EYFS and KS1 mainly use Read Write Inc books to support reading because these match the children's phonics progress and are phonetically decodable. We also use reading books from the Oxford Reading Tree scheme as supplementary sharing books. We supplement with other teaching resources where appropriate.
The children read regularly on a 1:1 basis with an adult in school and books are changed regularly. Planners are monitored closely and there is a high level of interaction with parents about daily reading and phonics home/school input.
There is a huge focus on developing a love of reading, through shared class stories, rhymes and songs. A range of texts is used in the Early Years continuous provision for the different areas of learning. The children love sharing books during activities and in the class reading corner with friends. They are excited by their monthly surprise book gift from our liaison with Ebb and Flo local bookshop.
We ensure that we share and display books which celebrate diversity, and encourage the children to consider and respect other people. We think that this is important as part of our work to prepare children for life in modern Britain.
In KS2, we continue with reading scheme books but also use graded free reading books to widen the children's awareness of different styles of narrative. The children are taught reading skills through guided reading and through whole class reading comprehension work.
Children are encouraged to read at least three times a week: this is rewarded by our Reading Raffle. Children who are not reading regularly are supported more in class and parents are approached about increasing home support.
Each child has a Reading Journal to respond to books they read and to complete comprehension tasks for Guided Reading.
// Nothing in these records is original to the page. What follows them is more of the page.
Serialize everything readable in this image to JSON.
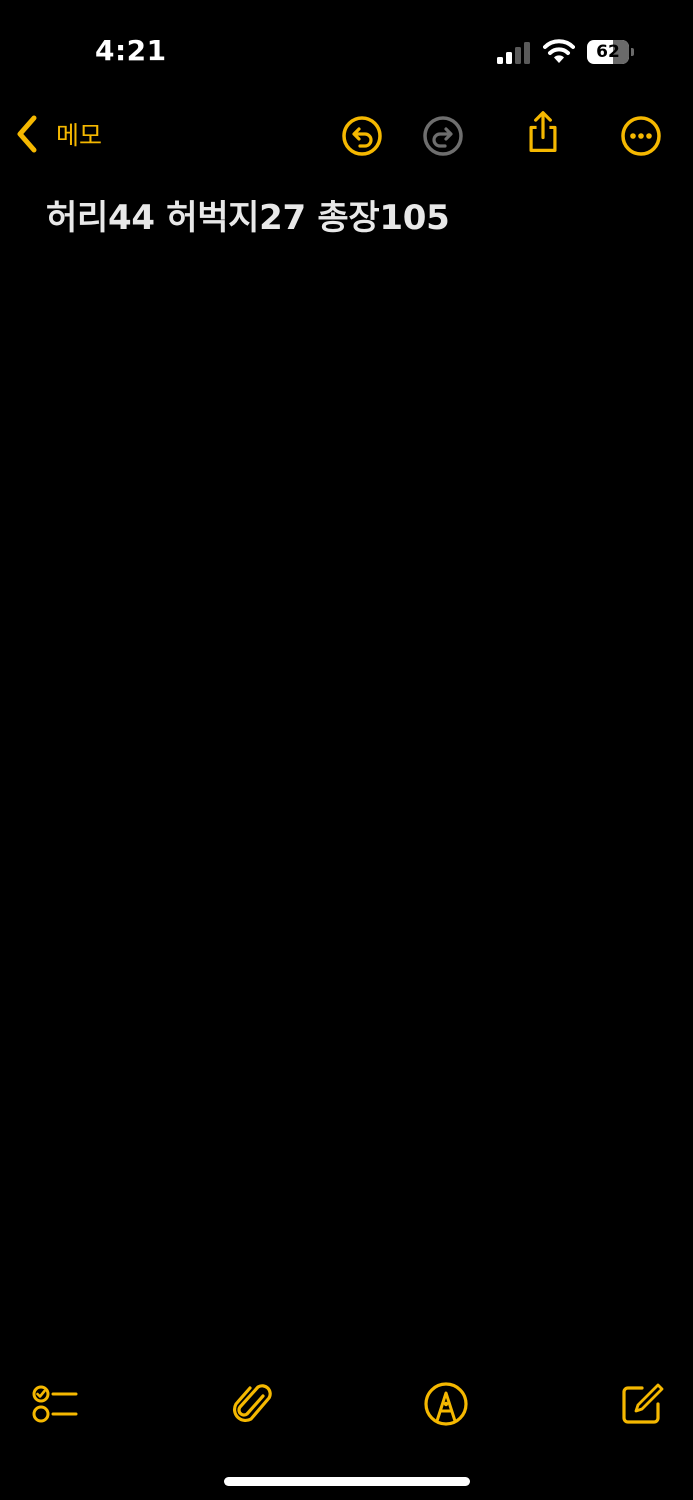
{
  "status_bar": {
    "time": "4:21",
    "battery_percent": 62,
    "battery_label": "62"
  },
  "nav": {
    "back_label": "메모",
    "icons": [
      "chevron-left-icon",
      "undo-icon",
      "redo-icon",
      "share-icon",
      "more-icon"
    ]
  },
  "note": {
    "text": "허리44 허벅지27 총장105"
  },
  "toolbar": {
    "icons": [
      "checklist-icon",
      "paperclip-icon",
      "markup-pen-icon",
      "compose-icon"
    ]
  },
  "colors": {
    "accent": "#f5b800",
    "background": "#000000",
    "text": "#e8e8e8",
    "disabled": "#7a7a7a"
  }
}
The journals complement the verbal discussions with the teacher during Guided Reading sessions.
Each classroom also has a reading area and a selection of books for the children to read. These include picture books, story books and non-fiction.
Every class has a class novel which is selected to enhance connected curriculum learning or to fit into our cultural capital mapping.
Across the curriculum, we use a wide range of varied texts for different subjects. This means that the children develop fluency and subject-specific vocabulary. Comparisons can be made, using skills gained in English lessons.
Our library has a wide range of fiction and non-fiction books for all the children to borrow. We use the Lancashire library service to supplement our school library. We participate in the Fantastic Book Awards and celebrate World Book Day each year.
To support parents we have held Reading Workshops and sent home 'Book Talk' booklets which give suggested questions which parents can use at home to support their child's reading. If any parents require another copy, there are some available at the office.
We aim to engender the children's love of reading in many ways:
“The phonics system is excellent and I felt very happy at the speed my daughter has learned to read and write.”
“We’ve really enjoyed taking part in the school’s ‘Year of Reading’ and hope that this is something that will continue.”
“Our child has progressed dramatically, particularly with blending and segmenting sounds for reading.”
“Brilliant how they are teaching the children’s reading skills. How they manage to make them focus on reading and writing, sounding the words.”
"Reading is a priority at Balshaw Lane."